Parásitos en el Estado: hablemos de méritos, no de mitos

Una sola palabra, “parásitos”, bastó para incendiar nuevamente el debate sobre el tamaño y la eficiencia del Estado. Aunque el lenguaje de la provocación rara vez contribuye a una discusión seria, la controversia toca una fibra sensible: la creciente desconfianza ciudadana en cómo se utilizan nuestros impuestos. En América Transparente llevamos años exponiendo con datos el despilfarro y la captura política del aparato público, sobre todo a nivel municipal. Por eso, aunque la generalización es injusta con miles de funcionarios honestos, la pregunta de fondo es legítima. Sin embargo, para responderla, debemos abandonar los mitos y enfocarnos en el problema real.
El primer mito es el de las cifras. Se ha instalado la idea de que este gobierno contrató a “100 mil nuevos funcionarios”. Esto es falso. Los datos del Consejo para la Transparencia y la Dirección de Presupuestos muestran que el aumento real en el último año es cercano a los 9.400 empleados. Gran parte del crecimiento de los últimos años se explica por el traspaso de profesores y personal de salud desde el mundo municipal al Estado central, un mero cambio administrativo. Repetir cifras infladas no es fiscalizar, es desinformar y envenenar un debate que necesita rigor, no eslóganes.

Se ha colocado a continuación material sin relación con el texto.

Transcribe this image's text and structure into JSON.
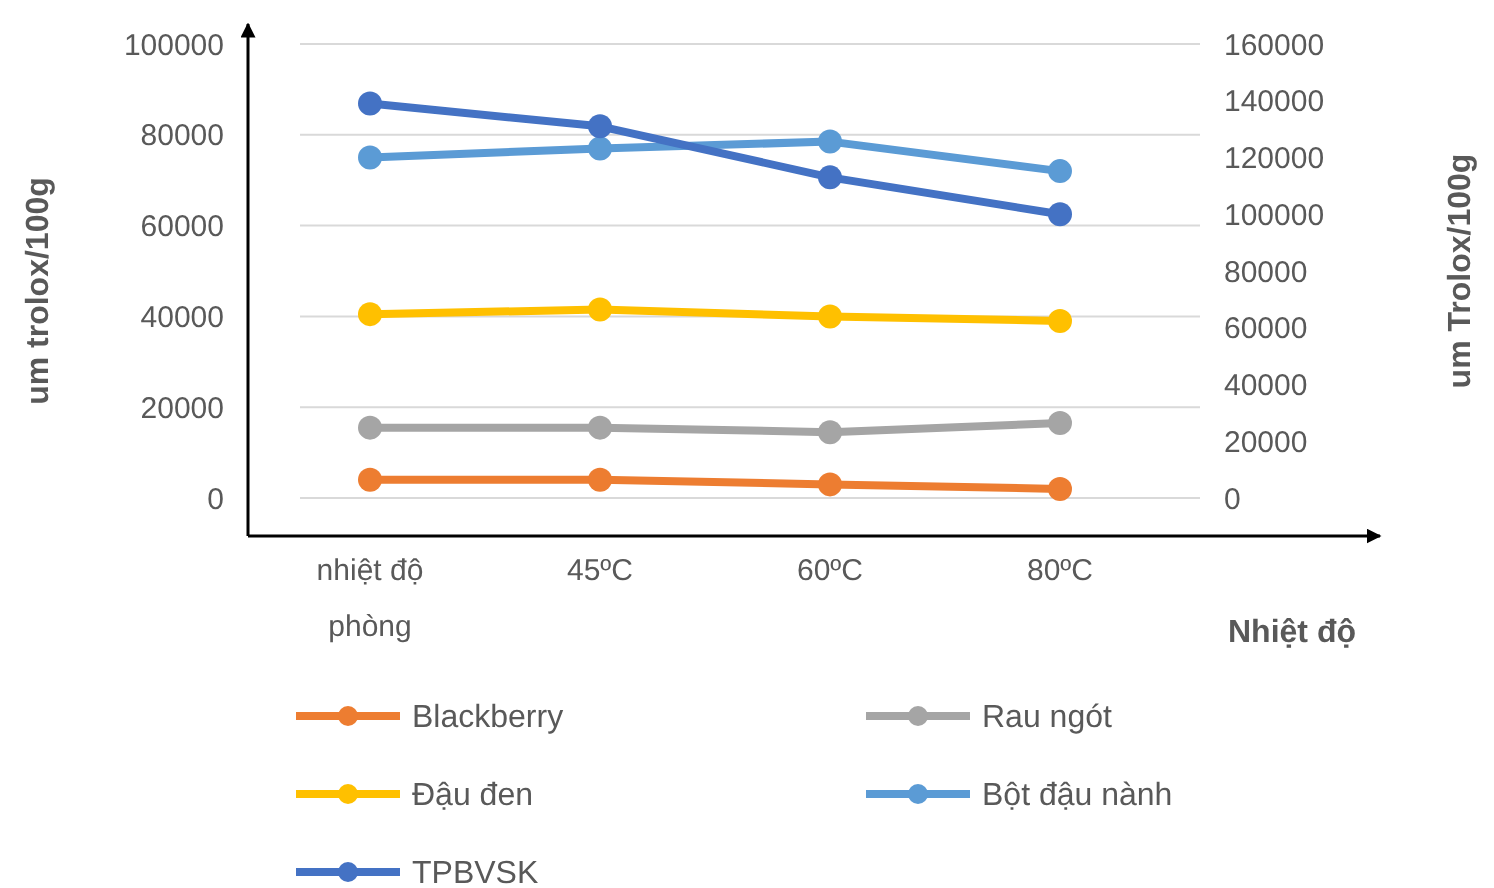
{
  "chart_data": {
    "type": "line",
    "xlabel": "Nhiệt độ",
    "ylabel": "um trolox/100g",
    "y2label": "um Trolox/100g",
    "categories": [
      "nhiệt độ phòng",
      "45ºC",
      "60ºC",
      "80ºC"
    ],
    "series": [
      {
        "name": "Blackberry",
        "color": "#ed7d31",
        "values": [
          4000,
          4000,
          3000,
          2000
        ]
      },
      {
        "name": "Rau ngót",
        "color": "#a5a5a5",
        "values": [
          15500,
          15500,
          14500,
          16500
        ]
      },
      {
        "name": "Đậu đen",
        "color": "#ffc000",
        "values": [
          40500,
          41500,
          40000,
          39000
        ]
      },
      {
        "name": "Bột đậu nành",
        "color": "#5b9bd5",
        "values": [
          75000,
          77000,
          78500,
          72000
        ]
      },
      {
        "name": "TPBVSK",
        "color": "#4472c4",
        "axis": "y2",
        "values": [
          139000,
          131000,
          113000,
          100000
        ]
      }
    ],
    "ylim": [
      0,
      100000
    ],
    "yticks": [
      0,
      20000,
      40000,
      60000,
      80000,
      100000
    ],
    "y2lim": [
      0,
      160000
    ],
    "y2ticks": [
      0,
      20000,
      40000,
      60000,
      80000,
      100000,
      120000,
      140000,
      160000
    ],
    "grid": "y",
    "legend": "bottom",
    "marker": "circle",
    "line_style": "solid"
  }
}
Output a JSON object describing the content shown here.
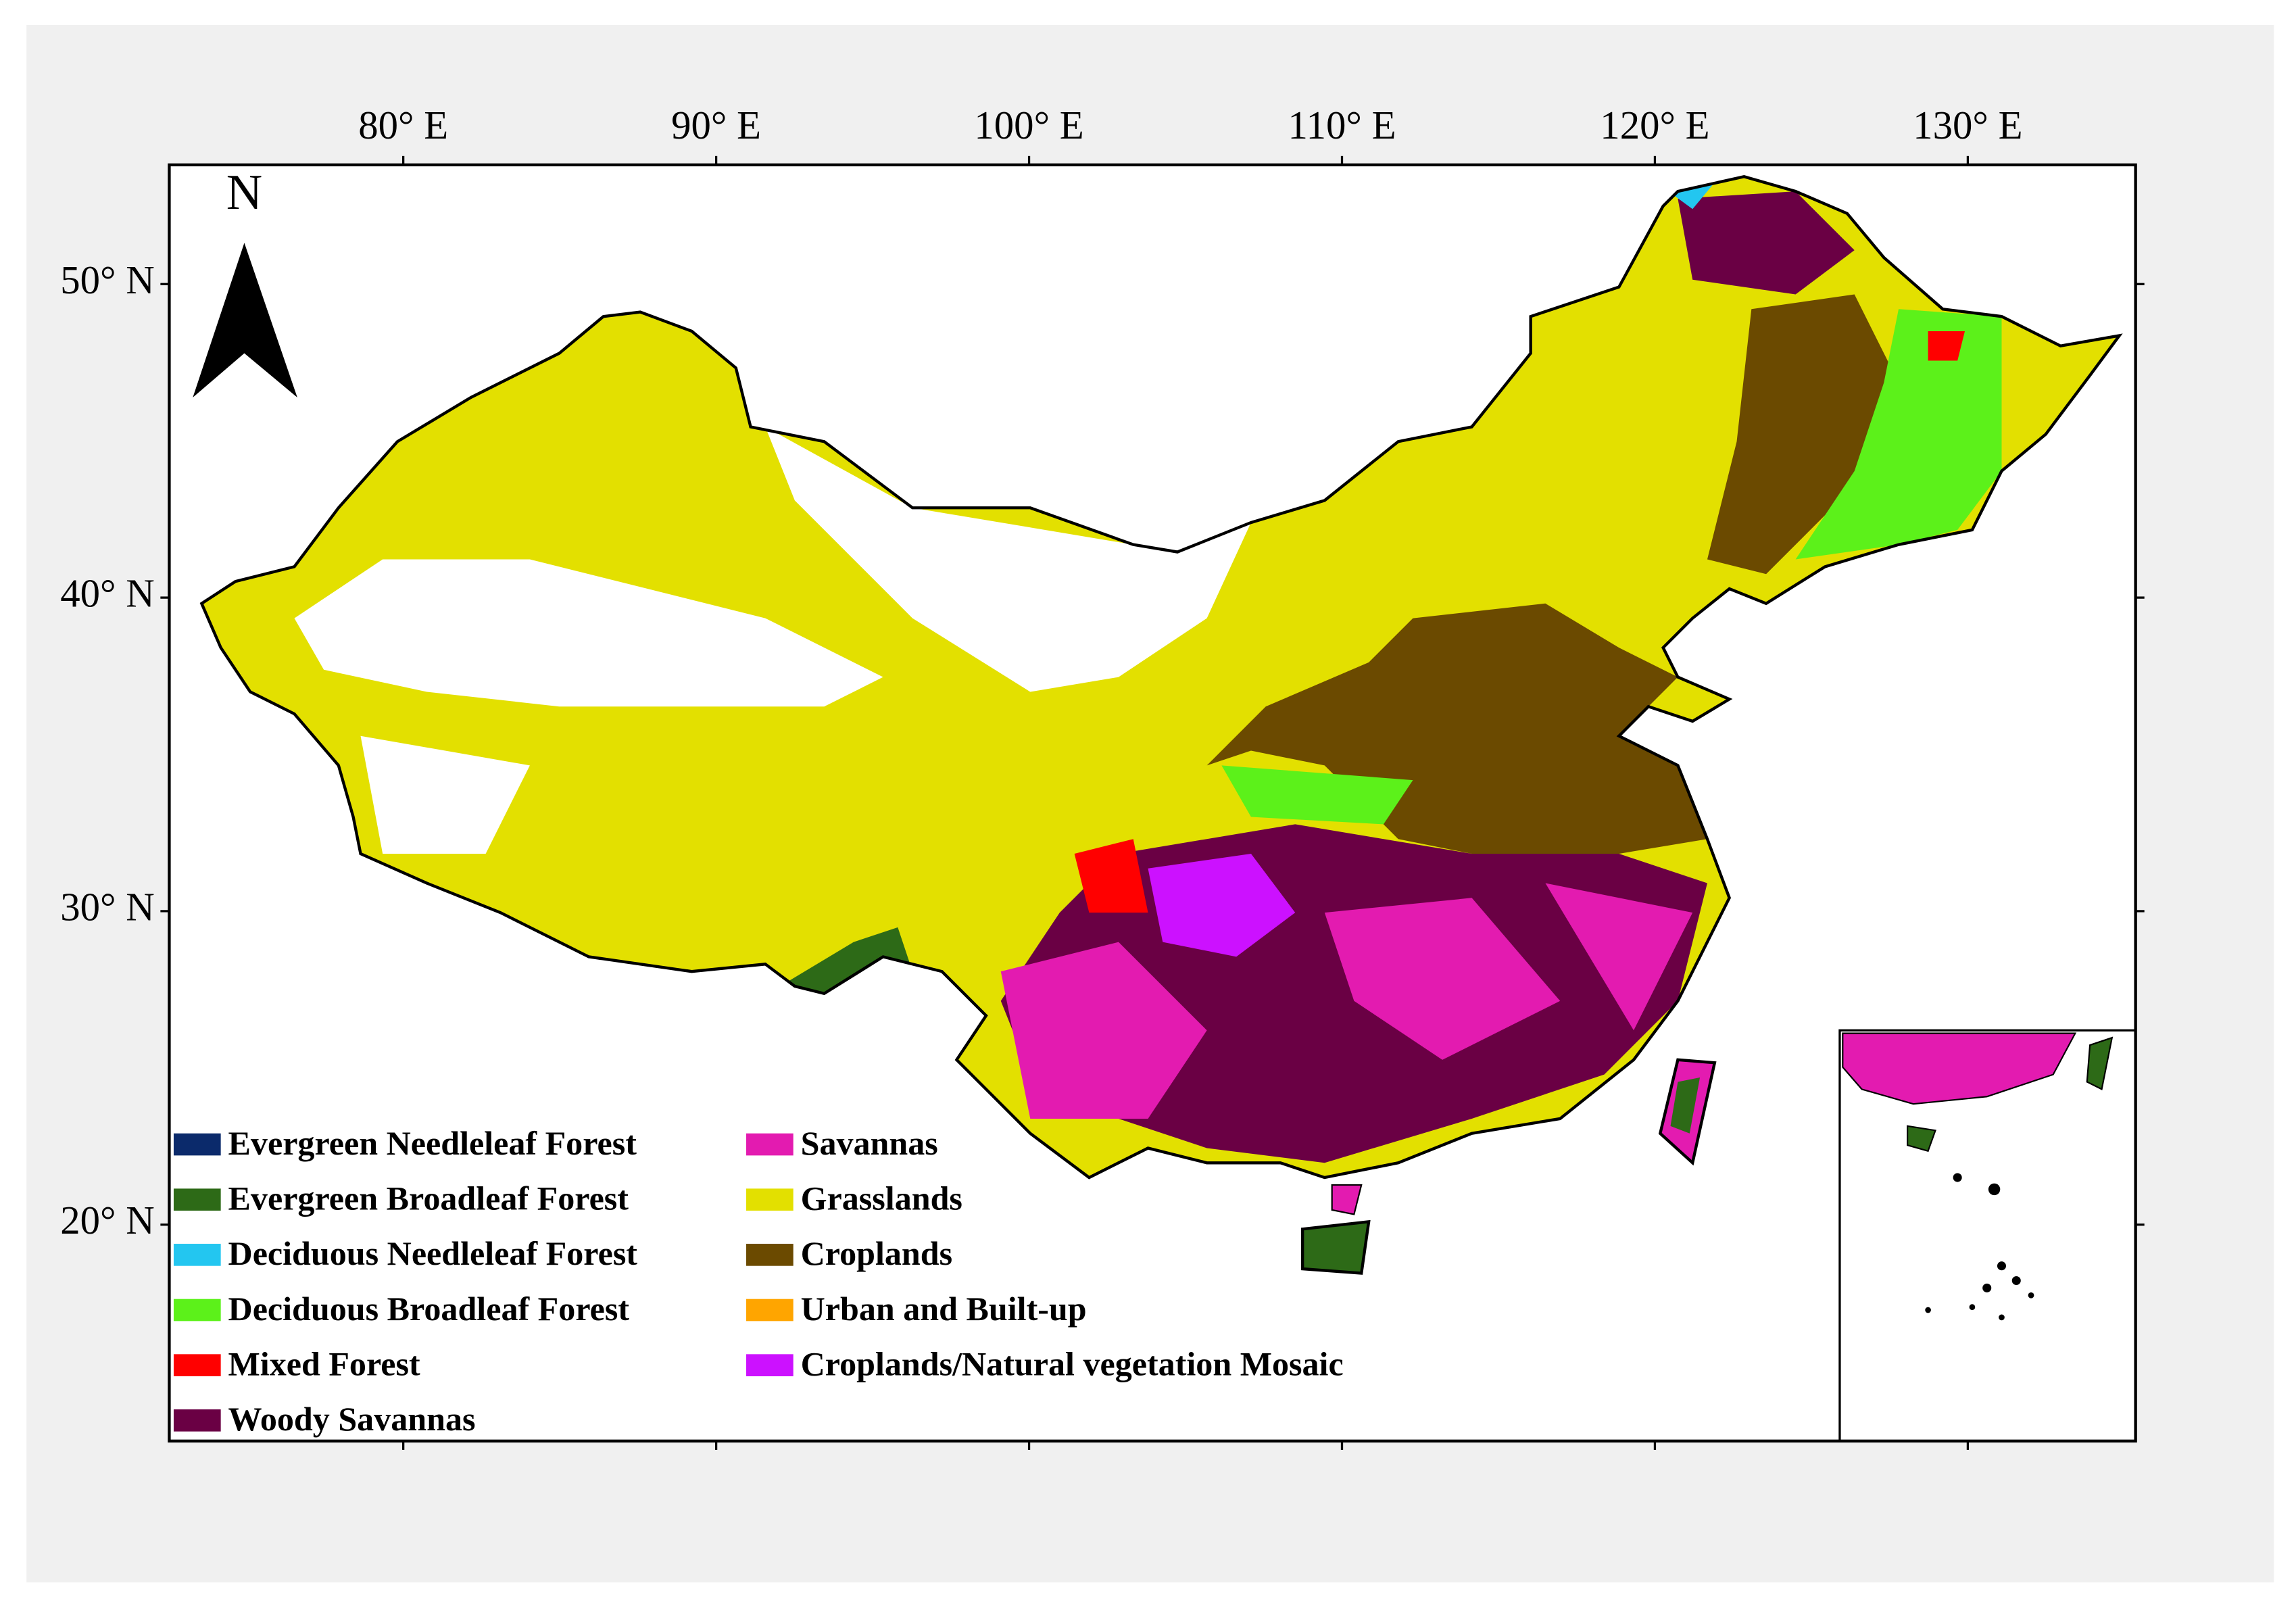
{
  "map": {
    "x_ticks": [
      {
        "value": 80,
        "label": "80° E"
      },
      {
        "value": 90,
        "label": "90° E"
      },
      {
        "value": 100,
        "label": "100° E"
      },
      {
        "value": 110,
        "label": "110° E"
      },
      {
        "value": 120,
        "label": "120° E"
      },
      {
        "value": 130,
        "label": "130° E"
      }
    ],
    "y_ticks": [
      {
        "value": 50,
        "label": "50° N"
      },
      {
        "value": 40,
        "label": "40° N"
      },
      {
        "value": 30,
        "label": "30° N"
      },
      {
        "value": 20,
        "label": "20° N"
      }
    ],
    "north_label": "N",
    "legend": [
      {
        "name": "Evergreen Needleleaf Forest",
        "color": "#0b2a6b"
      },
      {
        "name": "Evergreen Broadleaf Forest",
        "color": "#2d6a17"
      },
      {
        "name": "Deciduous Needleleaf Forest",
        "color": "#23c6f0"
      },
      {
        "name": "Deciduous Broadleaf Forest",
        "color": "#5cf11a"
      },
      {
        "name": "Mixed Forest",
        "color": "#ff0000"
      },
      {
        "name": "Woody Savannas",
        "color": "#6a0044"
      },
      {
        "name": "Savannas",
        "color": "#e31bb0"
      },
      {
        "name": "Grasslands",
        "color": "#e3e000"
      },
      {
        "name": "Croplands",
        "color": "#6b4a00"
      },
      {
        "name": "Urban and Built-up",
        "color": "#ffa500"
      },
      {
        "name": "Croplands/Natural vegetation Mosaic",
        "color": "#cc11ff"
      }
    ]
  }
}
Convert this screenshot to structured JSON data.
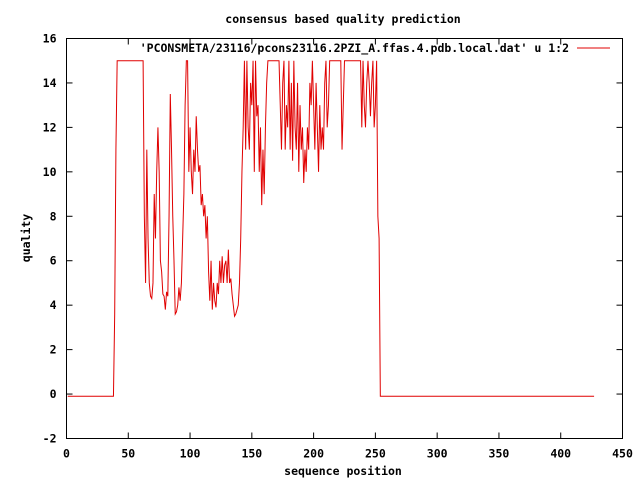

El segundo mito es que “todos ganan sueldos millonarios”. ¿Es el sueldo promedio en el sector público más alto que en el privado? Sí, los datos lo confirman. Pero esta media esconde una realidad profundamente desigual. No es lo mismo un médico especialista en un hospital saturado que un operador político sin funciones claras contratado a honorarios en una municipalidad.
Nuestras investigaciones han demostrado que el verdadero problema no está en el funcionario de carrera, sino en las zonas grises donde la política captura al Estado: las corporaciones municipales que operan con opacidad, los cientos de asesores contratados por “confianza” tras cada cambio de gobierno y algunos directivos con salarios que superan con creces cualquier estándar de mercado. El problema no es el sueldo, sino la ausencia de mérito como criterio para acceder a él.
Y esto nos lleva al populismo, la respuesta más fácil y peligrosa a este diagnóstico. Proponer “despedir a 100 mil funcionarios” como una solución mágica es una irresponsabilidad monumental. ¿A quiénes se despediría? ¿A las enfermeras que nos faltan? ¿A los fiscalizadores que persiguen la evasión fiscal? ¿O se mantendrían los puestos de los amigos del poder?
Esta propuesta es un golpe de efecto que elude la única reforma que importa: la modernización estructural del empleo público. De nada sirve cortar cabezas si mantenemos intacto el sistema que permite el clientelismo. Nuestro Estatuto Administrativo, anclado en los años 80, no promueve el mérito, no evalúa el desempeño y facilita que cada gobierno de turno tome el Estado como un botín.
La verdadera audacia no es pasar una motosierra, sino atreverse a construir un nuevo pacto para la función pública. Un sistema donde se ingrese por concursos transparentes, se ascienda por capacidad demostrada y se desvincule a quien no cumple sus funciones, con un proceso justo.
¿Será imposible por la presión de los gremios? Sin duda es difícil. Pero la parálisis actual se debe más a la falta de convicción política que al poder sindical. Cuando una reforma es técnicamente sólida, se comunica con claridad a la ciudadanía y cuenta con un respaldo transversal, el costo de oponerse a ella de forma intransigente aumenta.
Dejemos de cazar fantasmas y de estigmatizar la función pública. El enemigo no son los funcionarios, sino un sistema que permite y premia el “amiguismo” por sobre la capacidad. La tarea es compleja y requiere coraje político, pero es la única vía para construir un Estado que esté verdaderamente al servicio de la ciudadanía y en el que todos y todas podamos volver a confiar.
Por Juan José Lyon, Fundación América Transparente.